Küresel bir erişimle bağlantı kurmak, önümüze çıkan bu fırsatı daha kolay bir şekilde kullanabilmemiz, geliştirebilmemiz ve yaygınlaştırmamıza olanak sağlayacaktır. Bu duruma bir örnek vermek gerekir ise Elon Musk bilindiği üzere Starlink projesi ile bunu hedefliyor. Aslında proje bazı durumlarda hayata geçirilmiş ve kullanılabilir durumda. Küresel bir internet erişimi ile bir düğme tıklamasıyla veya basit bir sesli komutla bütün bilgi dünyası parmaklarınızın ucunda ve teknoloji ilerleme devam ettikçe öğrencilerin öğrenmelerini daha kolay, yaygın ve ulaşılabilir durumda olacaktır.

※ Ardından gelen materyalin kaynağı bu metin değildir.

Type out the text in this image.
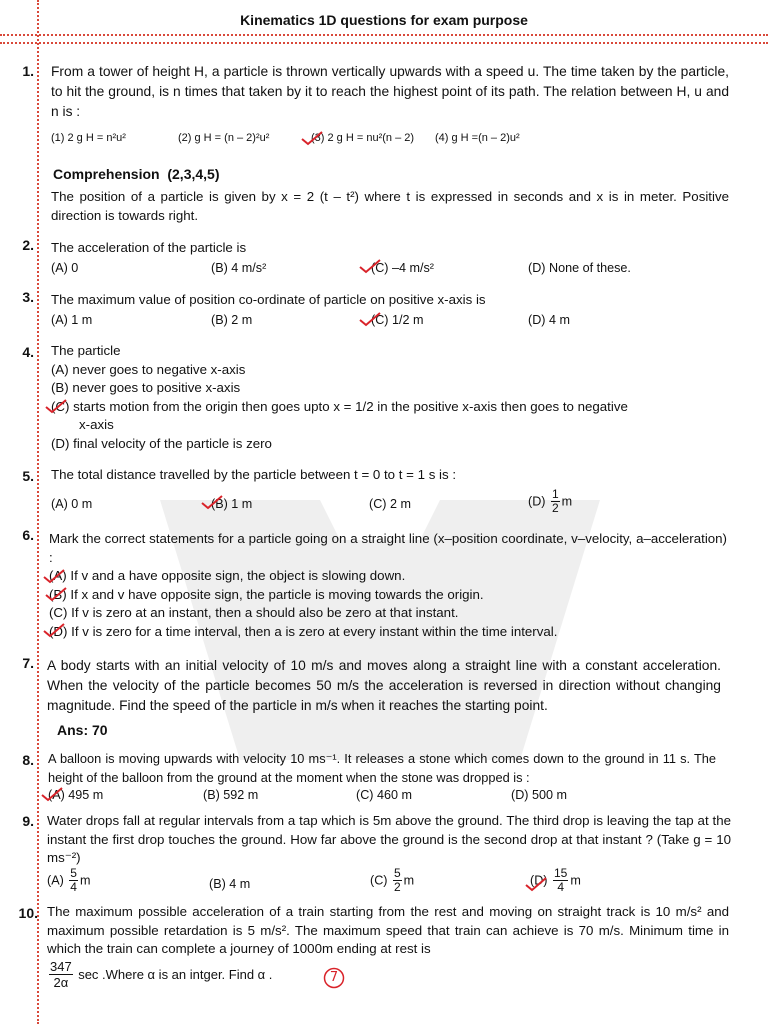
Kinematics 1D questions for exam purpose
1. From a tower of height H, a particle is thrown vertically upwards with a speed u. The time taken by the particle, to hit the ground, is n times that taken by it to reach the highest point of its path. The relation between H, u and n is :
(1) 2 g H = n²u²	(2) g H = (n – 2)²u²	(3) 2 g H = nu²(n – 2) (4) g H =(n – 2)u²
Comprehension (2,3,4,5)
The position of a particle is given by x = 2 (t – t²) where t is expressed in seconds and x is in meter. Positive direction is towards right.
2. The acceleration of the particle is
(A) 0	(B) 4 m/s²	(C) –4 m/s²	(D) None of these.
3. The maximum value of position co-ordinate of particle on positive x-axis is
(A) 1 m	(B) 2 m	(C) 1/2 m	(D) 4 m
4. The particle
(A) never goes to negative x-axis
(B) never goes to positive x-axis
(C) starts motion from the origin then goes upto x = 1/2 in the positive x-axis then goes to negative
x-axis
(D) final velocity of the particle is zero
5. The total distance travelled by the particle between t = 0 to t = 1 s is :
(A) 0 m	(B) 1 m	(C) 2 m	$(D) \frac{1}{2}$ m
6. Mark the correct statements for a particle going on a straight line (x–position coordinate, v–velocity, a–acceleration) :
(A) If v and a have opposite sign, the object is slowing down.
(B) If x and v have opposite sign, the particle is moving towards the origin.
(C) If v is zero at an instant, then a should also be zero at that instant.
(D) If v is zero for a time interval, then a is zero at every instant within the time interval.
7. A body starts with an initial velocity of 10 m/s and moves along a straight line with a constant acceleration. When the velocity of the particle becomes 50 m/s the acceleration is reversed in direction without changing magnitude. Find the speed of the particle in m/s when it reaches the starting point.
Ans: 70
8. A balloon is moving upwards with velocity 10 ms⁻¹. It releases a stone which comes down to the ground in 11 s. The height of the balloon from the ground at the moment when the stone was dropped is :
(A) 495 m	(B) 592 m	(C) 460 m	(D) 500 m
9. Water drops fall at regular intervals from a tap which is 5m above the ground. The third drop is leaving the tap at the instant the first drop touches the ground. How far above the ground is the second drop at that instant ? (Take g = 10 ms⁻²)
$(A) \frac{5}{4}$ m	(B) 4 m	$(C) \frac{5}{2}$ m	$(D) \frac{15}{4}$ m
10. The maximum possible acceleration of a train starting from the rest and moving on straight track is 10 m/s² and maximum possible retardation is 5 m/s². The maximum speed that train can achieve is 70 m/s. Minimum time in which the train can complete a journey of 1000m ending at rest is
$\frac{347}{2\alpha}$ sec .Where α is an intger. Find α .	7
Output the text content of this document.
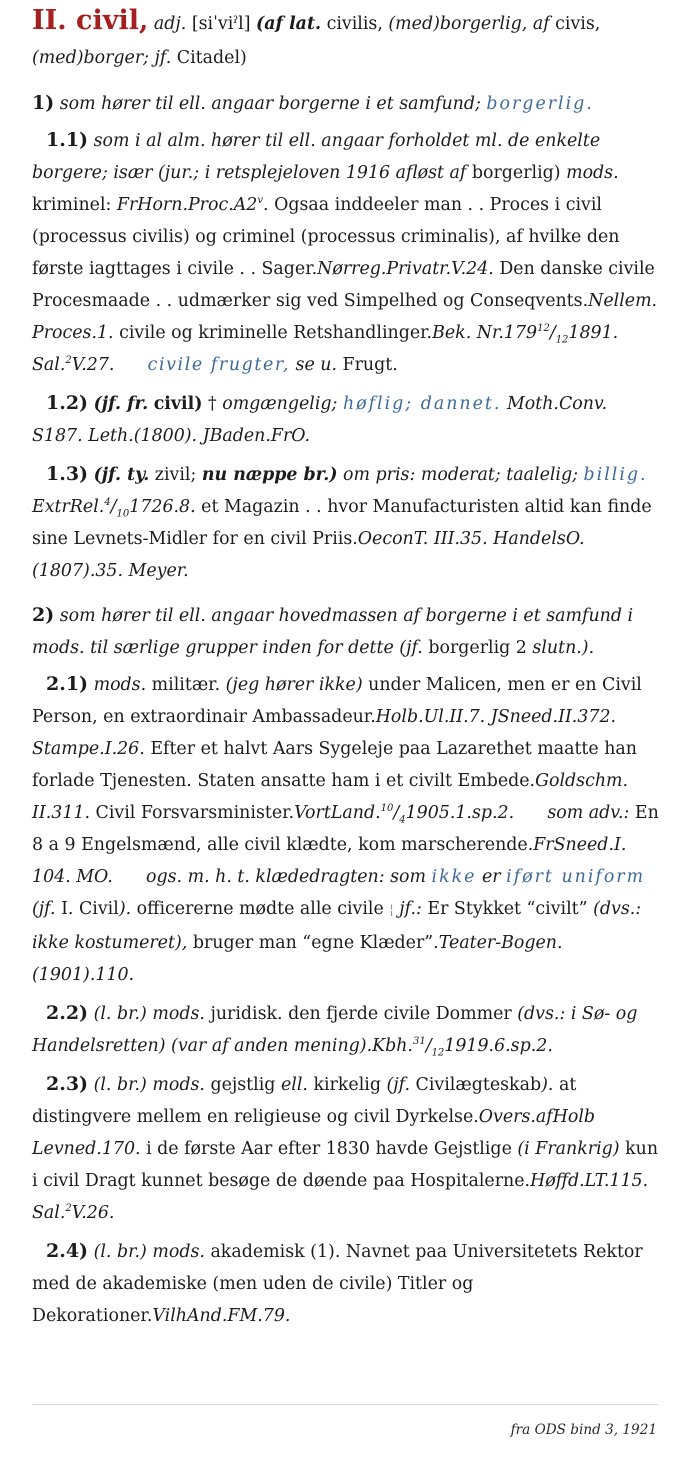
II. civil, adj. [siˈviˀl] (af lat. civilis, (med)borgerlig, af civis, (med)borger; jf. Citadel)

1) som hører til ell. angaar borgerne i et samfund; borgerlig.

1.1) som i al alm. hører til ell. angaar forholdet ml. de enkelte borgere; især (jur.; i retsplejeloven 1916 afløst af borgerlig) mods. kriminel: FrHorn.Proc.A2$^v$. Ogsaa inddeeler man . . Proces i civil (processus civilis) og criminel (processus criminalis), af hvilke den første iagttages i civile . . Sager.Nørreg.Privatr.V.24. Den danske civile Procesmaade . . udmærker sig ved Simpelhed og Conseqvents.Nellem. Proces.1. civile og kriminelle Retshandlinger.Bek. $Nr.179^{12}/_{12}1891$. Sal.$^2$V.27. civile frugter, se u. Frugt.

1.2) (jf. fr. civil) † omgængelig; høflig; dannet. Moth.Conv. S187. Leth.(1800). JBaden.FrO.

1.3) (jf. ty. zivil; nu næppe br.) om pris: moderat; taalelig; billig. $ExtrRel.^4/_{10}1726.8$. et Magazin . . hvor Manufacturisten altid kan finde sine Levnets-Midler for en civil Priis.OeconT. III.35. HandelsO. (1807).35. Meyer.

2) som hører til ell. angaar hovedmassen af borgerne i et samfund i mods. til særlige grupper inden for dette (jf. borgerlig 2 slutn.).

2.1) mods. militær. (jeg hører ikke) under Malicen, men er en Civil Person, en extraordinair Ambassadeur.Holb.Ul.II.7. JSneed.II.372. Stampe.I.26. Efter et halvt Aars Sygeleje paa Lazarethet maatte han forlade Tjenesten. Staten ansatte ham i et civilt Embede.Goldschm. II.311. Civil $Forsvarsminister.VortLand.^{10}/_41905.1.sp.2$. som adv.: En 8 a 9 Engelsmænd, alle civil klædte, kom marscherende.FrSneed.I. 104. MO. ogs. m. h. t. klædedragten: som ikke er iført uniform (jf. I. Civil). officererne mødte alle civile ¦ jf.: Er Stykket “civilt” (dvs.: ikke kostumeret), bruger man “egne Klæder”.Teater-Bogen.(1901).110.

2.2) (l. br.) mods. juridisk. den fjerde civile Dommer (dvs.: i Sø- og Handelsretten) (var af anden $mening).Kbh.^{31}/_{12}1919.6.sp.2$.

2.3) (l. br.) mods. gejstlig ell. kirkelig (jf. Civilægteskab). at distingvere mellem en religieuse og civil Dyrkelse.Overs.afHolb Levned.170. i de første Aar efter 1830 havde Gejstlige (i Frankrig) kun i civil Dragt kunnet besøge de døende paa Hospitalerne.Høffd.LT.115. Sal.$^2$V.26.

2.4) (l. br.) mods. akademisk (1). Navnet paa Universitetets Rektor med de akademiske (men uden de civile) Titler og Dekorationer.VilhAnd.FM.79.

fra ODS bind 3, 1921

Öğrenme söz konusu olduğunda teknoloji tek başına motive edici bir faktör değil, tüm bunların yanında gerçek dünya deneyimlerinin de öğretilebiliyor olması lazımdır. Bu gerçek yani yaşadığımız dünyanın içerisinde yapılandırılmış, tercih yoluyla veya rastlantısal bir biçimde gerçekleşebilir, metaverse içerisinde pedagojik olarak gerçekleşebilir veya bağlantılı bir şekilde küresel olarak gerçekleşebilir.


Önemli olan; öğrencilerin teknolojiye bağımlı bir çağda karşılaşacakları gerçek dünya problemleri, sorunları veya durumları ile başa çıkma becerileriyle donatılmalarını sağlamak için deneyimsel öğrenme modelinin eğitimin geleceğine dahil edilmesi gereken bir zorunluluk olduğunun anlaşılmasıdır.


Deneyimsel Öğrenme insan varlığının umudu ve geleceğidir. Deneyimleyerek öğrenmekten vazgeçtiğimiz anda insanlar makinalara kendilerine güvendiklerinden daha çok güvenmeye başlayacaklar. İşte o zaman insan beceri, yetkinlik ve niteliklerinden ayrılmaya ve bunları makinelere devretmeye başlayacaklar.


Asıl sorun biz kendimize ve deneyimlerimize ne kadar güveniyoruz, gelecekte ne kadar güveneceğiz. Bu durumu metaverse veya meta deneyimler ile tersine dönüştürme fırsatını kullanabilir miyiz? Meta deneyim alanları veya öğrenme alanları oluşturabilir miyiz? Bir matrix oluşturabilir miyiz? Eğer bunları başarabilirsek işte o zaman teknoloji veya makinalar bizi değil biz onları yönetmeye başlayacağız.


Deneyimsel öğrenme serüveninde gerçek şu ki; öğrenme her an her yerde gerçekleşebilir. Bunun için bir sınıf gerekli değildir. Özellikle teknolojik imkanlar ile öğrenciler, herhangi bir anda dünyanın dört bir yanından diğer öğrencilerle sanal bağlamlarda projeler üzerinde çalışabilirler.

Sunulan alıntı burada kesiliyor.